NQLC substantively responds to Mr Withers correspondence of 3 March 2023. In summary NQLC advised the drafting concerning provision of the compensation benefits and the changes to the windfall agreement were still not agreed. NQLC questions whether ‘a first payment being pro rata of $350 and then following the ACHI a payment of $586.89 pa noting that no CPI increases apply’ or alternatively ‘$375 pa with CPI increase to apply for each mining lease (ML) from time of grant’ could be seen as a ‘progressive offer’. NQLC noted that the changes to the dispute resolution were not agreed.
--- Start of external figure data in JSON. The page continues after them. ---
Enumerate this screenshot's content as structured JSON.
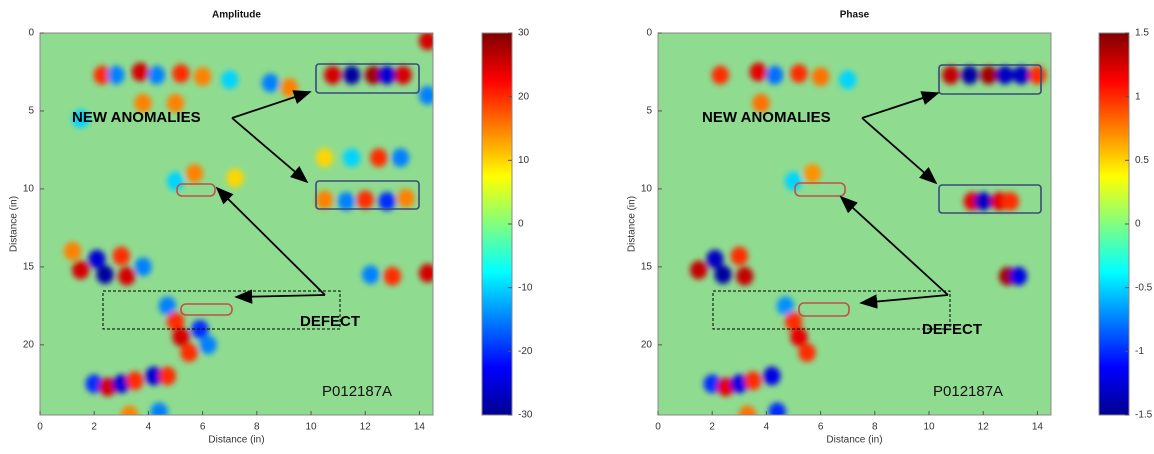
{
  "chart_data": [
    {
      "type": "heatmap",
      "title": "Amplitude",
      "xlabel": "Distance (in)",
      "ylabel": "Distance (in)",
      "xlim": [
        0,
        14.5
      ],
      "ylim": [
        0,
        24.5
      ],
      "yreverse": true,
      "xticks": [
        0,
        2,
        4,
        6,
        8,
        10,
        12,
        14
      ],
      "yticks": [
        0,
        5,
        10,
        15,
        20
      ],
      "clim": [
        -30,
        30
      ],
      "cticks": [
        -30,
        -20,
        -10,
        0,
        10,
        20,
        30
      ],
      "colormap": "jet",
      "x": [
        2.3,
        2.8,
        3.7,
        4.3,
        5.2,
        6.0,
        7.0,
        8.5,
        9.2,
        10.8,
        11.5,
        12.3,
        12.8,
        13.4,
        3.8,
        5.0,
        1.5,
        5.0,
        5.7,
        7.2,
        10.5,
        11.5,
        12.5,
        13.3,
        10.5,
        11.3,
        12.0,
        12.8,
        13.5,
        1.2,
        1.5,
        2.1,
        2.4,
        3.0,
        3.2,
        3.8,
        12.2,
        13.0,
        14.3,
        4.7,
        5.0,
        5.2,
        5.5,
        5.9,
        6.2,
        2.0,
        2.5,
        3.0,
        3.5,
        4.2,
        4.7,
        4.4,
        3.3,
        14.3,
        14.3
      ],
      "y": [
        2.7,
        2.7,
        2.5,
        2.7,
        2.6,
        2.8,
        3.0,
        3.2,
        3.5,
        2.7,
        2.7,
        2.7,
        2.7,
        2.7,
        4.5,
        4.5,
        5.5,
        9.5,
        9.0,
        9.3,
        8.0,
        8.0,
        8.0,
        8.0,
        10.7,
        10.8,
        10.7,
        10.8,
        10.6,
        14.0,
        15.2,
        14.5,
        15.5,
        14.3,
        15.6,
        15.0,
        15.5,
        15.6,
        15.4,
        17.5,
        18.5,
        19.5,
        20.5,
        19.0,
        20.0,
        22.5,
        22.7,
        22.5,
        22.3,
        22.0,
        22.0,
        24.3,
        24.5,
        0.5,
        4.0
      ],
      "values": [
        20,
        -15,
        25,
        -15,
        20,
        15,
        -10,
        -15,
        15,
        25,
        -28,
        28,
        -25,
        25,
        15,
        15,
        -10,
        -10,
        15,
        10,
        10,
        -10,
        20,
        -15,
        15,
        -15,
        20,
        -20,
        15,
        15,
        25,
        -25,
        -28,
        20,
        25,
        -15,
        -15,
        20,
        25,
        -15,
        20,
        25,
        20,
        -20,
        -15,
        -20,
        25,
        -25,
        20,
        -25,
        20,
        -15,
        15,
        25,
        -15
      ],
      "annotations": [
        "NEW ANOMALIES",
        "DEFECT",
        "P012187A"
      ]
    },
    {
      "type": "heatmap",
      "title": "Phase",
      "xlabel": "Distance (in)",
      "ylabel": "Distance (in)",
      "xlim": [
        0,
        14.5
      ],
      "ylim": [
        0,
        24.5
      ],
      "yreverse": true,
      "xticks": [
        0,
        2,
        4,
        6,
        8,
        10,
        12,
        14
      ],
      "yticks": [
        0,
        5,
        10,
        15,
        20
      ],
      "clim": [
        -1.5,
        1.5
      ],
      "cticks": [
        -1.5,
        -1,
        -0.5,
        0,
        0.5,
        1,
        1.5
      ],
      "colormap": "jet",
      "x": [
        2.3,
        3.7,
        4.3,
        5.2,
        6.0,
        7.0,
        10.8,
        11.5,
        12.2,
        12.8,
        13.4,
        14.0,
        3.8,
        11.6,
        12.0,
        12.6,
        13.0,
        5.0,
        5.7,
        1.5,
        2.1,
        2.4,
        3.0,
        3.2,
        12.9,
        13.3,
        4.7,
        5.0,
        5.2,
        5.5,
        2.0,
        2.5,
        3.0,
        3.5,
        4.2,
        4.4,
        3.3
      ],
      "y": [
        2.7,
        2.5,
        2.7,
        2.6,
        2.8,
        3.0,
        2.7,
        2.7,
        2.7,
        2.7,
        2.7,
        2.7,
        4.5,
        10.8,
        10.8,
        10.8,
        10.8,
        9.5,
        9.0,
        15.2,
        14.5,
        15.5,
        14.3,
        15.6,
        15.6,
        15.6,
        17.5,
        18.5,
        19.5,
        20.5,
        22.5,
        22.7,
        22.5,
        22.3,
        22.0,
        24.3,
        24.5
      ],
      "values": [
        1.0,
        1.2,
        -0.8,
        1.0,
        0.8,
        -0.5,
        1.3,
        -1.4,
        1.4,
        -1.3,
        -1.3,
        1.0,
        0.8,
        1.2,
        -1.3,
        1.2,
        1.0,
        -0.5,
        0.7,
        1.3,
        -1.3,
        -1.4,
        1.0,
        1.3,
        1.4,
        -1.2,
        -0.7,
        1.0,
        1.2,
        1.0,
        -1.0,
        1.2,
        -1.2,
        1.0,
        -1.2,
        -1.0,
        0.8
      ],
      "annotations": [
        "NEW ANOMALIES",
        "DEFECT",
        "P012187A"
      ]
    }
  ]
}
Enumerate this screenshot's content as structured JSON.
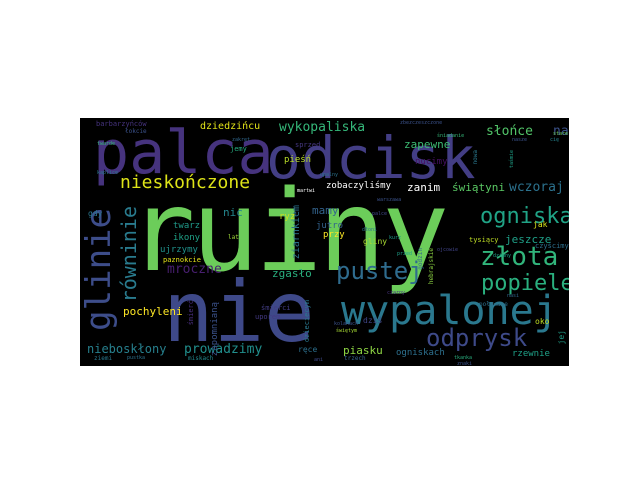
{
  "word_cloud": {
    "background": "#000000",
    "words": [
      {
        "text": "ruiny",
        "color": "#6ccd5a"
      },
      {
        "text": "palca",
        "color": "#46337e"
      },
      {
        "text": "odcisk",
        "color": "#433e85"
      },
      {
        "text": "nie",
        "color": "#3e4989"
      },
      {
        "text": "wypalonej",
        "color": "#2a788e"
      },
      {
        "text": "glinie",
        "color": "#3d4d8a"
      },
      {
        "text": "równinie",
        "color": "#297b8e"
      },
      {
        "text": "nieskończone",
        "color": "#dde318"
      },
      {
        "text": "złota",
        "color": "#31b57b"
      },
      {
        "text": "pustej",
        "color": "#2f6c8e"
      },
      {
        "text": "ogniska",
        "color": "#20a386"
      },
      {
        "text": "popiele",
        "color": "#2ab07f"
      },
      {
        "text": "odprysk",
        "color": "#3e4a89"
      },
      {
        "text": "wykopaliska",
        "color": "#35b779"
      },
      {
        "text": "słońce",
        "color": "#52c569"
      },
      {
        "text": "nad",
        "color": "#3b528b"
      },
      {
        "text": "zapewne",
        "color": "#3dbc74"
      },
      {
        "text": "dziedzińcu",
        "color": "#e2e418"
      },
      {
        "text": "wczoraj",
        "color": "#2c728e"
      },
      {
        "text": "zanim",
        "color": "#ffffff"
      },
      {
        "text": "świątyni",
        "color": "#5ac864"
      },
      {
        "text": "zobaczyliśmy",
        "color": "#ffffff"
      },
      {
        "text": "mamy",
        "color": "#33638d"
      },
      {
        "text": "nic",
        "color": "#24868e"
      },
      {
        "text": "jeszcze",
        "color": "#1fa088"
      },
      {
        "text": "mroczne",
        "color": "#481f70"
      },
      {
        "text": "zgasło",
        "color": "#29af7f"
      },
      {
        "text": "pochyleni",
        "color": "#fde725"
      },
      {
        "text": "nieboskłony",
        "color": "#27808e"
      },
      {
        "text": "prowadzimy",
        "color": "#218f8d"
      },
      {
        "text": "piasku",
        "color": "#8fd744"
      },
      {
        "text": "ogniskach",
        "color": "#2d708e"
      },
      {
        "text": "rzewnie",
        "color": "#1fa188"
      },
      {
        "text": "ziarnkiem",
        "color": "#2c728e"
      },
      {
        "text": "twarz",
        "color": "#1f9a8a"
      },
      {
        "text": "ryz",
        "color": "#cae11f"
      },
      {
        "text": "jutro",
        "color": "#33638d"
      },
      {
        "text": "przy",
        "color": "#fde725"
      },
      {
        "text": "ikony",
        "color": "#1fa187"
      },
      {
        "text": "ujrzymy",
        "color": "#20928c"
      },
      {
        "text": "pieśń",
        "color": "#bade28"
      },
      {
        "text": "nucimy",
        "color": "#471063"
      },
      {
        "text": "jemy",
        "color": "#27ad81"
      },
      {
        "text": "gdy",
        "color": "#2a768e"
      },
      {
        "text": "jak",
        "color": "#d8e219"
      },
      {
        "text": "oko",
        "color": "#c2df23"
      },
      {
        "text": "ręce",
        "color": "#2d708e"
      },
      {
        "text": "dziś",
        "color": "#404688"
      },
      {
        "text": "gliny",
        "color": "#aadc32"
      },
      {
        "text": "tysiący",
        "color": "#c0df25"
      },
      {
        "text": "czyścimy",
        "color": "#2d708e"
      },
      {
        "text": "poławane",
        "color": "#2d708e"
      },
      {
        "text": "jej",
        "color": "#1f9e89"
      },
      {
        "text": "dzieciecym",
        "color": "#2a788e"
      },
      {
        "text": "zapomnianą",
        "color": "#3b528b"
      },
      {
        "text": "śmierć",
        "color": "#472d7b"
      },
      {
        "text": "śmierci",
        "color": "#433e85"
      },
      {
        "text": "uporem",
        "color": "#443983"
      },
      {
        "text": "paznokcie",
        "color": "#e5e419"
      },
      {
        "text": "ziemi",
        "color": "#2a788e"
      },
      {
        "text": "miskach",
        "color": "#23898e"
      },
      {
        "text": "trzech",
        "color": "#355f8d"
      },
      {
        "text": "barbarzyńców",
        "color": "#46337e"
      },
      {
        "text": "łokcie",
        "color": "#3b528b"
      },
      {
        "text": "śniadanie",
        "color": "#35b779"
      },
      {
        "text": "sprzed",
        "color": "#453781"
      },
      {
        "text": "nowa",
        "color": "#2a788e"
      },
      {
        "text": "lat",
        "color": "#a0da39"
      },
      {
        "text": "kolanach",
        "color": "#3b528b"
      },
      {
        "text": "świętym",
        "color": "#a8db34"
      },
      {
        "text": "zbezczeszczone",
        "color": "#3b528b"
      },
      {
        "text": "cię",
        "color": "#25848e"
      },
      {
        "text": "taśmie",
        "color": "#1fa188"
      },
      {
        "text": "kaplice",
        "color": "#2a788e"
      },
      {
        "text": "twarde",
        "color": "#35b779"
      },
      {
        "text": "nasze",
        "color": "#3b528b"
      },
      {
        "text": "palce",
        "color": "#404688"
      },
      {
        "text": "dłoni",
        "color": "#2c728e"
      },
      {
        "text": "godzin",
        "color": "#31688e"
      },
      {
        "text": "hebrajskie",
        "color": "#8fd744"
      },
      {
        "text": "upalny",
        "color": "#2c728e"
      },
      {
        "text": "przed",
        "color": "#1fa088"
      },
      {
        "text": "znaki",
        "color": "#3b528b"
      },
      {
        "text": "tkanka",
        "color": "#29af7f"
      },
      {
        "text": "nasi",
        "color": "#31688e"
      },
      {
        "text": "czarny",
        "color": "#46337e"
      },
      {
        "text": "ojcowie",
        "color": "#414487"
      },
      {
        "text": "ani",
        "color": "#3e4989"
      },
      {
        "text": "dziwny",
        "color": "#1fa188"
      },
      {
        "text": "martwi",
        "color": "#ffffff"
      },
      {
        "text": "zakręt",
        "color": "#31688e"
      },
      {
        "text": "warszawa",
        "color": "#3b528b"
      },
      {
        "text": "kurz",
        "color": "#1f9a8a"
      },
      {
        "text": "stare",
        "color": "#6ccd5a"
      },
      {
        "text": "pustka",
        "color": "#2c728e"
      }
    ]
  }
}
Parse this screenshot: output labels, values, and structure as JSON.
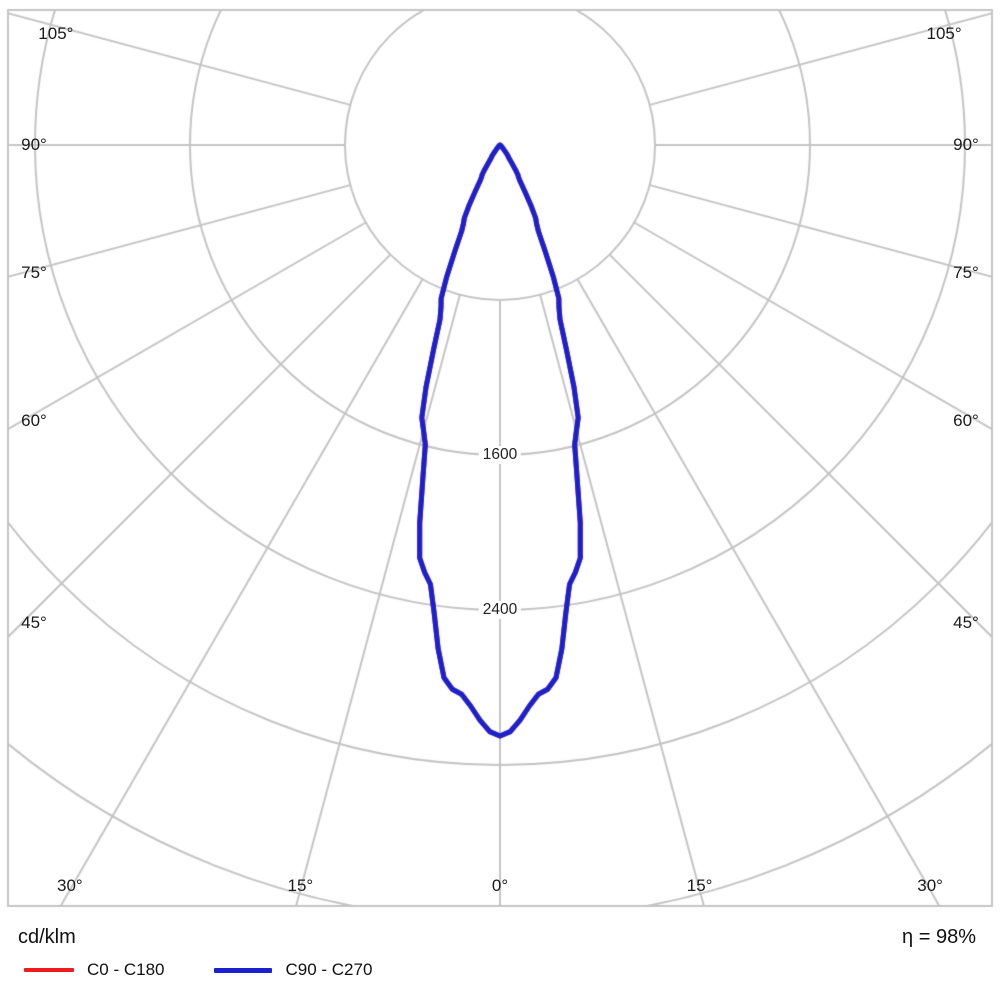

On the issue of consultation and consent meetings NQLC advised Western Yalanji was legally required to hold a meeting if the proposed agreement fell outside their standing instructions and they could not do so unless they knew their costs are covered. NQLC note that in practice Western Yalanji attempts to have multiple matters considered at a meeting in order to reduce costs on a pro rata basis. Finally the confirmed the cultural heritage costs issue remained not agreed as the grantee party’s proposal do not meet the costs of conducting surveys. Western Yalanji advised that they were willing to revert to their ‘older cultural heritage rate’ and provided a quote of $9595.38 excluding GST and admin fees for ML100249 and $3448.82 excluding GST and admin fees for ML100250.

D66
17 April 2023

Mr Withers indicates that the matter would proceed to a FADA application.

D67
12 May 2023

NQLC notified of the present application.